OSAMA BIN LADEN'S STRENGTH as an orator has always been his ethos. He is an eloquent and seemingly honest speaker, proud of his role in the attacks of 9/11, a principled spokesman for radical Islam's war against the West. Though bin Laden may not have penned all his words personally, the force of his ideas always shines through. As Bruce Lawrence notes in Messages to the World, "these messages are not ghostwritten tracts of the kind supplied by professional speechwriters to many politicians in the West, whether American Presidents, European Prime Ministers, or their Middle-Eastern counterparts."
In bin Laden's last video--released on October 29, 2004, on the eve of America's presidential election--bin Laden mocked President Bush: "Free men do not forfeit their security, contrary to Bush's claim that we hate freedom. If so, then let him explain to us why we don't strike--for example--Sweden?" But even while skewering President Bush for his simplistic framing of the conflict, bin Laden has been hesitant to explain the roots of the struggle to a Western audience. (His rhetoric differs when the target audience is Western rather than Muslim.) The closest he has come was the October 2004 video, where bin Laden outlined his grievances at length and urged his audience to look for 9/11's "causes in order to prevent it from happening again."
This vagueness has led some commentators to conclude that bin Laden is fundamentally a political terrorist rather than a religious one. The sociologist Michael Mann wrote, "There is a simple reason why he attacked the United States: American imperialism. As long as America seeks to control the Middle East, he and people like him will be its enemy." Doug Bandow of the American Conservative Defense Alliance--after quoting bin Laden's quip about Sweden--declared that al-Qaeda's attacks are "in pursuit of specific geopolitical objectives. The evidence is overwhelming that they attack Americans because they believe Americans are at war with them."
A NUMBER OF COMMENTATORS have described bin Laden's latest video, released yesterday, as breaking new ground--and it does.
One way the tape does not break new ground is through the breadth of topics covered. The video is somewhat of a tour de force. Bin Laden's complaints run the gamut from the invasion of Iraq to Hollywood, global warming, and interest-bearing loans. The authorities he cites to bolster his case include Noam Chomsky, Michael Scheuer, and a soldier he calls only "Joshua" (presumably from a mid-summer ABC News report). But broad lists of grievances and a complex narrative have always been signatures of bin Laden's rhetoric. This is not the first time he mentioned the Kyoto Protocol, nor is it the first time he cited leftist intellectuals.

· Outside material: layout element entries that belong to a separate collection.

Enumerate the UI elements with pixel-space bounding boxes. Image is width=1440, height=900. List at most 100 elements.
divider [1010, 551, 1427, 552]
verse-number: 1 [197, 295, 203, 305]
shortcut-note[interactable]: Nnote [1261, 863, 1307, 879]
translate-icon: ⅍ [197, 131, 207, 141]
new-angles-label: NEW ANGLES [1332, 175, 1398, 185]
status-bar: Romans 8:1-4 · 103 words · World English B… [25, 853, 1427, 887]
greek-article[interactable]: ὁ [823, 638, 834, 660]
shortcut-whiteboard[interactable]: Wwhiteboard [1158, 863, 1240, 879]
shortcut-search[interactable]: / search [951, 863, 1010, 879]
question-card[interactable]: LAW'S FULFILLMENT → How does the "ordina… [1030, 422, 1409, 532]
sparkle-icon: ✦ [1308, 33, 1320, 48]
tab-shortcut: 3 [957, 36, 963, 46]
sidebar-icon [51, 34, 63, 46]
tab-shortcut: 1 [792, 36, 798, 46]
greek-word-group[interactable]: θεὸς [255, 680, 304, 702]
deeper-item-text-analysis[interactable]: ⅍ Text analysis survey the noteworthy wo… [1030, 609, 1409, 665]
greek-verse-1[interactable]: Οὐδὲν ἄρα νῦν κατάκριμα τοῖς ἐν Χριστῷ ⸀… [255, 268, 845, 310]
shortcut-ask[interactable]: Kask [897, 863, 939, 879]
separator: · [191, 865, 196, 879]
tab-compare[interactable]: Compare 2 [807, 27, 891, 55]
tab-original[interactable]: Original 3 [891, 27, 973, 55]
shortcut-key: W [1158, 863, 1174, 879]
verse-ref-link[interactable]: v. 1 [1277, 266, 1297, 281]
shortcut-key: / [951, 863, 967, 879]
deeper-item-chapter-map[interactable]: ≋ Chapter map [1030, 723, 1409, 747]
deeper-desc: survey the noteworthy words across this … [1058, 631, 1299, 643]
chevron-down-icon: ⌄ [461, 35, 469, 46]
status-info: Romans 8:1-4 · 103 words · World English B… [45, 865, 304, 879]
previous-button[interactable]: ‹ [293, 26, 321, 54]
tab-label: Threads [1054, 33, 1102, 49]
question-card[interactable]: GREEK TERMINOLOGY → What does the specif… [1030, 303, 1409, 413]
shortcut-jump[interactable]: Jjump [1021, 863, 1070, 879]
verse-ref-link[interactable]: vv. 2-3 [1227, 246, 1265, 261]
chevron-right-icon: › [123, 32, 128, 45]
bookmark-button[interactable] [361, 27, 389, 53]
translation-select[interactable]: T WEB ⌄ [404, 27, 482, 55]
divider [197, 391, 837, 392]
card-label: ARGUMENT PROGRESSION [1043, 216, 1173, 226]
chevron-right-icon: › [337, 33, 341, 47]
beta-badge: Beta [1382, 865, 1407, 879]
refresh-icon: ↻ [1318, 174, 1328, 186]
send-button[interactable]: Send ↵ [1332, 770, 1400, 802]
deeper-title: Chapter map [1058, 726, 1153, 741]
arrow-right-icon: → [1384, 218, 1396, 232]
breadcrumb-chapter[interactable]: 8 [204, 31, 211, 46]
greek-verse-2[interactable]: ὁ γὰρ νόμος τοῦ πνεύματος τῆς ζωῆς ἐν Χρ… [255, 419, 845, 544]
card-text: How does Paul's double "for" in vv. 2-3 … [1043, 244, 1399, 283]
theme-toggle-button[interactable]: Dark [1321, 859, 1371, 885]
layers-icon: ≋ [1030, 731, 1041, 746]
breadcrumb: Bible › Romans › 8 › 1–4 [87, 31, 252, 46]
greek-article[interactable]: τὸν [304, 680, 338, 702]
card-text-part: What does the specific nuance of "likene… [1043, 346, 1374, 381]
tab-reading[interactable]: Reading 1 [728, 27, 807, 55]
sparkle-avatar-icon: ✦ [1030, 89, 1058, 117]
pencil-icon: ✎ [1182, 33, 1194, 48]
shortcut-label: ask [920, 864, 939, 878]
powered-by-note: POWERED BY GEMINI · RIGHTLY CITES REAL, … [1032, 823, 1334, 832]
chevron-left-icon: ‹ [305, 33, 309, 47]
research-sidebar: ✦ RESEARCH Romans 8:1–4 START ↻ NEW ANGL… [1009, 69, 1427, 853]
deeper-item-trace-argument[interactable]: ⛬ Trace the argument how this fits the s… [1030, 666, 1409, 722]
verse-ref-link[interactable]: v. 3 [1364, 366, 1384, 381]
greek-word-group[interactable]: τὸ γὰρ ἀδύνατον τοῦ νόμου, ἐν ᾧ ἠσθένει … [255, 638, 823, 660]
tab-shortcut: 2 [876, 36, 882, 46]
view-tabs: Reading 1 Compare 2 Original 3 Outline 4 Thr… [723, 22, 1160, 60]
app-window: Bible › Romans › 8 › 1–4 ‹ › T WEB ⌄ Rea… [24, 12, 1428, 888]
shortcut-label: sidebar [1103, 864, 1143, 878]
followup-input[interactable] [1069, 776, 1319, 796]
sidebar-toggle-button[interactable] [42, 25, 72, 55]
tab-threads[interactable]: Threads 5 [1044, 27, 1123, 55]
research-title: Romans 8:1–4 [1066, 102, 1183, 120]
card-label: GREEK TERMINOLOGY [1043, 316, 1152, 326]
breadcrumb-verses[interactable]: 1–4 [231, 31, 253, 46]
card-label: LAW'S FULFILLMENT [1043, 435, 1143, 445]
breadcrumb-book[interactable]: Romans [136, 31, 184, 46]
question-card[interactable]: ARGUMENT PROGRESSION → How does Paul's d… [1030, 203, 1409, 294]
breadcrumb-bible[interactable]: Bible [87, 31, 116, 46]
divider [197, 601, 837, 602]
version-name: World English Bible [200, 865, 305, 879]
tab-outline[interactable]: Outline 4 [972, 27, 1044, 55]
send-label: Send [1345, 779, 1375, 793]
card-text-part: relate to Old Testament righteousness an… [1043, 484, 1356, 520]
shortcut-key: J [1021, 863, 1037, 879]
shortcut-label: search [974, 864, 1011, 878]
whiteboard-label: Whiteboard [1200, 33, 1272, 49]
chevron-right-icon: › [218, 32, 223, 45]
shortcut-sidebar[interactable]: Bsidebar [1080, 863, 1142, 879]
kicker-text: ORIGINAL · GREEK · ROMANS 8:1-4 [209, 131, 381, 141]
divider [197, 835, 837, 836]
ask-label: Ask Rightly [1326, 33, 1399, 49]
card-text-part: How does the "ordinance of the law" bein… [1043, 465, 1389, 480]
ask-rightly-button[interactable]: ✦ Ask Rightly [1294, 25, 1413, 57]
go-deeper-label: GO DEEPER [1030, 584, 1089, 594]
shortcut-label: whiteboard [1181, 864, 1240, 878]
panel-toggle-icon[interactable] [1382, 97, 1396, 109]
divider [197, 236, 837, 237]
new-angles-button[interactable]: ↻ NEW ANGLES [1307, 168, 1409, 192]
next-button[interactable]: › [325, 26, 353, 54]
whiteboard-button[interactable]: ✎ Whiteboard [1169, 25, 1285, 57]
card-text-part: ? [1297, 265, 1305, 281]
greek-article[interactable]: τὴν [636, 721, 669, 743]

One discernable shift in this speech is that bin Laden is far friendlier to the Jews than ever before. He declares that if the Nazi holocaust had occurred closer to Muslim countries, "most of the Jews would have been saved by taking refuge with us." Bin Laden also recalls how Jews found shelter in Muslim countries during the Spanish Inquisition.
A second discernible shift is that the speech is more anti-imperialist and anti-capitalist than past work. Bruce Lawrence writes in Messages to the World, "The word 'imperialism' does not occur once in any of the messages he has sent out. He defines the enemy differently. For him, jihad is aimed not at an imperium, but at 'global unbelief'." But this speech is more explicit. Bin Laden describes the media as "a tool of the colonialist empires," and refers to America as an empire twice, predicting its collapse. More to the point, he says that capitalism lies at the heart of the current struggle. In the West, bin Laden says, "those with real power and influence are those with the most capital." He continues:
And since the democratic system permits major corporations to back candidates, be they presidential or congressional, there shouldn't be any cause for astonishment . . . in the Democrats' failure to stop the war. . . . As you liberated yourselves before from the slavery of monks, kings, and feudalism, you should liberate yourselves from the deception, shackles and attrition of the capitalist system.